The median PFS was not reached for the Isa-VRd arm and was 54 months for the VRd arm. The five-year PFS rate was 45% for VRd versus 63% for Isa-VRd. The hazard ratio was 0.596. So this was both statistically and clinically a very significant difference.
Besides this PFS benefit, we had also an important benefit in terms of response, including high quality responses. The complete response rate was 64% for VRd versus 75% for Isa-VRd. We assessed minimal residual disease. So MRD and MRD negativity was seen in MRD, negative CR was seen in 55% of the Isa-VRd patients versus 41% of the VRd patients. Sustained MRD negativity for more than one year was almost double in the Isa-VRd arm from 24% to 47%.

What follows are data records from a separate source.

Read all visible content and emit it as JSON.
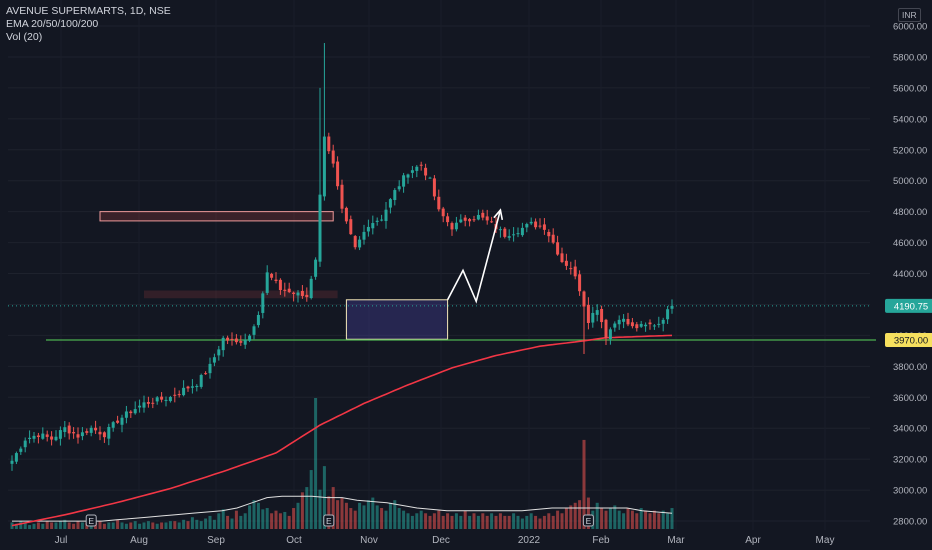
{
  "legend": {
    "symbol": "AVENUE SUPERMARTS, 1D, NSE",
    "ema": "EMA 20/50/100/200",
    "vol": "Vol (20)"
  },
  "currency": "INR",
  "colors": {
    "background": "#131722",
    "up": "#26a69a",
    "down": "#ef5350",
    "ema": "#f23645",
    "support": "#4caf50",
    "volume_ma": "#e0e0e0",
    "last_price": "#26a69a",
    "arrow": "#ffffff"
  },
  "chart_data": {
    "type": "candlestick",
    "yticks": [
      "2800.00",
      "3000.00",
      "3200.00",
      "3400.00",
      "3600.00",
      "3800.00",
      "4000.00",
      "4200.00",
      "4400.00",
      "4600.00",
      "4800.00",
      "5000.00",
      "5200.00",
      "5400.00",
      "5600.00",
      "5800.00",
      "6000.00"
    ],
    "xticks": [
      "Jul",
      "Aug",
      "Sep",
      "Oct",
      "Nov",
      "Dec",
      "2022",
      "Feb",
      "Mar",
      "Apr",
      "May"
    ],
    "ylim": [
      2750,
      6050
    ],
    "last_price": {
      "value": 4190.75,
      "label": "4190.75"
    },
    "support": {
      "value": 3970,
      "label": "3970.00"
    },
    "candle_anchors": [
      [
        0,
        3190
      ],
      [
        3,
        3330
      ],
      [
        6,
        3360
      ],
      [
        9,
        3330
      ],
      [
        12,
        3400
      ],
      [
        15,
        3350
      ],
      [
        18,
        3400
      ],
      [
        21,
        3360
      ],
      [
        24,
        3450
      ],
      [
        27,
        3510
      ],
      [
        30,
        3560
      ],
      [
        33,
        3580
      ],
      [
        36,
        3600
      ],
      [
        39,
        3650
      ],
      [
        42,
        3690
      ],
      [
        45,
        3800
      ],
      [
        48,
        3980
      ],
      [
        51,
        3950
      ],
      [
        54,
        4000
      ],
      [
        56,
        4150
      ],
      [
        58,
        4400
      ],
      [
        61,
        4300
      ],
      [
        64,
        4270
      ],
      [
        67,
        4250
      ],
      [
        69,
        4500
      ],
      [
        71,
        5300
      ],
      [
        73,
        5100
      ],
      [
        75,
        4800
      ],
      [
        78,
        4560
      ],
      [
        81,
        4720
      ],
      [
        84,
        4760
      ],
      [
        87,
        4930
      ],
      [
        90,
        5060
      ],
      [
        93,
        5100
      ],
      [
        95,
        5000
      ],
      [
        97,
        4800
      ],
      [
        100,
        4700
      ],
      [
        103,
        4750
      ],
      [
        106,
        4770
      ],
      [
        109,
        4720
      ],
      [
        112,
        4650
      ],
      [
        115,
        4680
      ],
      [
        118,
        4720
      ],
      [
        121,
        4700
      ],
      [
        123,
        4600
      ],
      [
        125,
        4480
      ],
      [
        127,
        4440
      ],
      [
        129,
        4300
      ],
      [
        131,
        4100
      ],
      [
        133,
        4180
      ],
      [
        135,
        4000
      ],
      [
        138,
        4120
      ],
      [
        141,
        4050
      ],
      [
        144,
        4060
      ],
      [
        147,
        4080
      ],
      [
        150,
        4190.75
      ]
    ],
    "candle_count": 151,
    "ema200_anchors": [
      [
        0,
        2770
      ],
      [
        12,
        2840
      ],
      [
        24,
        2920
      ],
      [
        36,
        3010
      ],
      [
        48,
        3120
      ],
      [
        60,
        3240
      ],
      [
        70,
        3420
      ],
      [
        80,
        3560
      ],
      [
        90,
        3680
      ],
      [
        100,
        3790
      ],
      [
        110,
        3870
      ],
      [
        120,
        3930
      ],
      [
        130,
        3965
      ],
      [
        135,
        3985
      ],
      [
        140,
        3990
      ],
      [
        150,
        4000
      ]
    ],
    "volume_levels": [
      0.05,
      0.04,
      0.06,
      0.05,
      0.03,
      0.04,
      0.05,
      0.04,
      0.06,
      0.05,
      0.05,
      0.06,
      0.07,
      0.05,
      0.04,
      0.06,
      0.05,
      0.05,
      0.04,
      0.05,
      0.06,
      0.04,
      0.05,
      0.05,
      0.07,
      0.05,
      0.04,
      0.05,
      0.06,
      0.04,
      0.05,
      0.06,
      0.05,
      0.04,
      0.05,
      0.05,
      0.06,
      0.06,
      0.05,
      0.07,
      0.06,
      0.09,
      0.07,
      0.06,
      0.08,
      0.1,
      0.07,
      0.12,
      0.15,
      0.1,
      0.08,
      0.14,
      0.1,
      0.12,
      0.18,
      0.22,
      0.2,
      0.15,
      0.16,
      0.12,
      0.14,
      0.12,
      0.13,
      0.1,
      0.16,
      0.2,
      0.28,
      0.32,
      0.45,
      1.0,
      0.3,
      0.48,
      0.25,
      0.32,
      0.22,
      0.24,
      0.2,
      0.16,
      0.14,
      0.2,
      0.18,
      0.22,
      0.24,
      0.18,
      0.16,
      0.14,
      0.2,
      0.22,
      0.16,
      0.14,
      0.12,
      0.1,
      0.12,
      0.14,
      0.12,
      0.1,
      0.12,
      0.14,
      0.1,
      0.12,
      0.1,
      0.12,
      0.1,
      0.14,
      0.1,
      0.12,
      0.1,
      0.12,
      0.1,
      0.12,
      0.1,
      0.12,
      0.1,
      0.1,
      0.12,
      0.1,
      0.08,
      0.1,
      0.12,
      0.1,
      0.08,
      0.1,
      0.12,
      0.1,
      0.14,
      0.12,
      0.16,
      0.18,
      0.2,
      0.22,
      0.68,
      0.24,
      0.14,
      0.2,
      0.16,
      0.14,
      0.16,
      0.18,
      0.14,
      0.12,
      0.16,
      0.14,
      0.12,
      0.16,
      0.14,
      0.12,
      0.14,
      0.12,
      0.14,
      0.12,
      0.16
    ],
    "volume_ma_levels": [
      0.06,
      0.06,
      0.06,
      0.06,
      0.06,
      0.06,
      0.06,
      0.07,
      0.08,
      0.09,
      0.1,
      0.11,
      0.12,
      0.13,
      0.14,
      0.16,
      0.2,
      0.24,
      0.25,
      0.25,
      0.25,
      0.24,
      0.24,
      0.22,
      0.21,
      0.2,
      0.18,
      0.16,
      0.15,
      0.14,
      0.14,
      0.14,
      0.14,
      0.14,
      0.14,
      0.15,
      0.16,
      0.16,
      0.16,
      0.16,
      0.16,
      0.16,
      0.14,
      0.13,
      0.12
    ],
    "resistance_zone": [
      [
        20,
        4740
      ],
      [
        73,
        4800
      ]
    ],
    "mid_zone": [
      [
        30,
        4240
      ],
      [
        74,
        4290
      ]
    ],
    "consolidation_box": [
      [
        76,
        3975
      ],
      [
        99,
        4230
      ]
    ],
    "projection_arrow": [
      [
        99,
        4230
      ],
      [
        102.5,
        4420
      ],
      [
        105.5,
        4220
      ],
      [
        111,
        4810
      ]
    ],
    "earnings_markers": [
      "E",
      "E",
      "E"
    ]
  }
}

In terms of safety, this regimen was well-tolerated. The safety profile was in line with the safety profiles of each agent, and these agents are known for many years. So we did not see any new safety signal, and the safety of this regimen was considered to be good for this elderly patient. Also, considering that we did exclude patients over the age of 80 years. The conclusion is just to say that this Isa-VRd regimen will become likely a new standard of care for transplant-ineligible patients below the age of 80 years. So this is an important result based on a very strong efficacy and an adequate safety profile.